I have the FDB configuration in one DC, say DC1, that runs on Kubernetes. In this DC, there are 9 stateless pods (each running one FDB server process), 24 storage pods (each running two FDB server processes) and 10 transaction pods (each running one FDB server process). The total setup is 3 DC with DC3 mirrored with DC1 and DC2 being the log-store only DC, following the FDB architecture’s 2-region configuration. In each DC, data replication is configured with “triple”.
For my resiliency testing, I only focused on DC1 described above. In my test, I killed 1 out 9 stateless pods, and 3 out of 24 storage pods, and 1 out of 10 storage pods. The way of “kill” that I have is to replace each pod with a dummy image, and thus all of the active FDB server/FDB monitor processes in the patched pod get killed immediately.
Here is what I observed from the FDBCLI status report, 1 or two minutes after the above pods being killed:
Data:
Replication health - HEALING: Only two replicas remain of some data
Moving data - 11.136 GB
Sum of key-value sizes - 270.241 GB
Disk space used - 15.245 TB
Workload:
Read rate - unknown
Write rate - 1034 Hz
Transactions started - 9271 Hz
Transactions committed - 15 Hz
Conflict rate - 0 Hz
Notice that in the “workload” section, the read rate becomes unknown. In addition, large data moving is reported. The status.json correctly reported that 6 FDB Storage server processes were reduced.
The “read rate unknown” continuously gets reported, until I recovered the pods (by patching back the original correct FDB server image), and the storage pods being active and re-join the FDB cluster (no IP addresses are changed before and after the image patching).
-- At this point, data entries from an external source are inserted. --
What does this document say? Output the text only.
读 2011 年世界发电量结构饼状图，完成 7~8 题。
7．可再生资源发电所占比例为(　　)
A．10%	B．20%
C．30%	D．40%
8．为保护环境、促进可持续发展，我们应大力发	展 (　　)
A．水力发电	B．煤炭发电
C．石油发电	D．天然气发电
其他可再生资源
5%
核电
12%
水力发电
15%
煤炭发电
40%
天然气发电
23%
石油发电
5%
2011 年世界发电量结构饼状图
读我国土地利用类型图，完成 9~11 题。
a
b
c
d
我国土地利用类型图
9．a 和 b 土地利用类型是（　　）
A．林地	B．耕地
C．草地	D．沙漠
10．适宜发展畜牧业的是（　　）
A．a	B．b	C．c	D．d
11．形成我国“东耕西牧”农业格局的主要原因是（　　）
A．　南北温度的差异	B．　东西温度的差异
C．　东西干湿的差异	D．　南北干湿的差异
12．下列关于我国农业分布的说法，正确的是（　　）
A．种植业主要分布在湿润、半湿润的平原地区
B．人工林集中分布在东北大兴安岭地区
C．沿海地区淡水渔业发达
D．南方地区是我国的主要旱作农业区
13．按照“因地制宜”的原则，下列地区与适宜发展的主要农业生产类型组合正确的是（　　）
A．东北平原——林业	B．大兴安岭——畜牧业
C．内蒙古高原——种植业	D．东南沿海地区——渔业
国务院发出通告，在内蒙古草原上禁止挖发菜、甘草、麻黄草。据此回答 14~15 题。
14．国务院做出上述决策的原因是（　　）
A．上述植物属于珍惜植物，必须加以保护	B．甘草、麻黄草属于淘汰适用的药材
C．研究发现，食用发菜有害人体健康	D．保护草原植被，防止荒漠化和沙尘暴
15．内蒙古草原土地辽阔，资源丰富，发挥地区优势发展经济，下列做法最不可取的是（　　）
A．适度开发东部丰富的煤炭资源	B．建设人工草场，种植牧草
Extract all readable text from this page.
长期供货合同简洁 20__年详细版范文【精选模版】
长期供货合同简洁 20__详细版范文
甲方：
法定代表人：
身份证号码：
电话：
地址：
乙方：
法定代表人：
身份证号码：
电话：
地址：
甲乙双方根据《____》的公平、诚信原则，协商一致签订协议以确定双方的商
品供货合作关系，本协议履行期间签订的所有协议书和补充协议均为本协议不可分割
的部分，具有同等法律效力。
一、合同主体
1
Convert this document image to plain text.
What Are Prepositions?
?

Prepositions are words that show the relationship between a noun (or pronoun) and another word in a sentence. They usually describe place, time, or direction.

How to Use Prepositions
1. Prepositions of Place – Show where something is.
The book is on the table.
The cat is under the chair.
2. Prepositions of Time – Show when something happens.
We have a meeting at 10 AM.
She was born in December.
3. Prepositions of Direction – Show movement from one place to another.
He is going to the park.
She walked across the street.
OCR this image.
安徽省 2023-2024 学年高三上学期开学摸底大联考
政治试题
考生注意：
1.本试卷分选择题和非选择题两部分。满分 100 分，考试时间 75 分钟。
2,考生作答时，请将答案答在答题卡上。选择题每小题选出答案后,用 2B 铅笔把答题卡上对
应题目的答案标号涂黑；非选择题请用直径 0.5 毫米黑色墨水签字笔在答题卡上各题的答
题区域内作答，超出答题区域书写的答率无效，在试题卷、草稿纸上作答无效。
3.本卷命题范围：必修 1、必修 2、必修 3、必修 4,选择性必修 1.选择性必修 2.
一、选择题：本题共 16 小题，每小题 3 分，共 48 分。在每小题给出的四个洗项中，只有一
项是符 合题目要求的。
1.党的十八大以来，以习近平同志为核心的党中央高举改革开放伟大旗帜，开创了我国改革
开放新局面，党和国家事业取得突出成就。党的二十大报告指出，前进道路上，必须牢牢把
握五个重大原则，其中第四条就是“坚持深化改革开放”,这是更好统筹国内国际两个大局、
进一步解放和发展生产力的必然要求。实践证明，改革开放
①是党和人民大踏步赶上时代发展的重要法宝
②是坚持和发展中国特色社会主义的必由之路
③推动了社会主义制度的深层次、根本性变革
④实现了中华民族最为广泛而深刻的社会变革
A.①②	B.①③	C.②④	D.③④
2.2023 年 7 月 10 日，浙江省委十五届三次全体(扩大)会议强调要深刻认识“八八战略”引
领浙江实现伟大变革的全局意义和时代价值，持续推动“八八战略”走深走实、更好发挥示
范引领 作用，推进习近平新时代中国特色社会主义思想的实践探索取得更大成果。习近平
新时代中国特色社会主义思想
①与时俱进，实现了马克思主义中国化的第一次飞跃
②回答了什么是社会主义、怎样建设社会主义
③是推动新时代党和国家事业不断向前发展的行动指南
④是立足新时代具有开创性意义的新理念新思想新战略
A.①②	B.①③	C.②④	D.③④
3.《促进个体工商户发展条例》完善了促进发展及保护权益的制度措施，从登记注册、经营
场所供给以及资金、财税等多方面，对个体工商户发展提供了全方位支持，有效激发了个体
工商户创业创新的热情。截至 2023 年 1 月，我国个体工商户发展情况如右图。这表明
Correspondingly, status.json does not report any read related metrics, such as read operations/second and read request/second, during the incident.
On the other hand, from status.json’s write related metrics, the write traffic is normal, without being impacted by killing pods.
So my question is: what does the “read rate unknown” really mean? Does it mean that there is no read traffic during this incident? How can 3 out 24 storage pods being killed (that is, 1/8 of capacity) leads to such big impact to the FDB cluster, if there is really no traffic going through.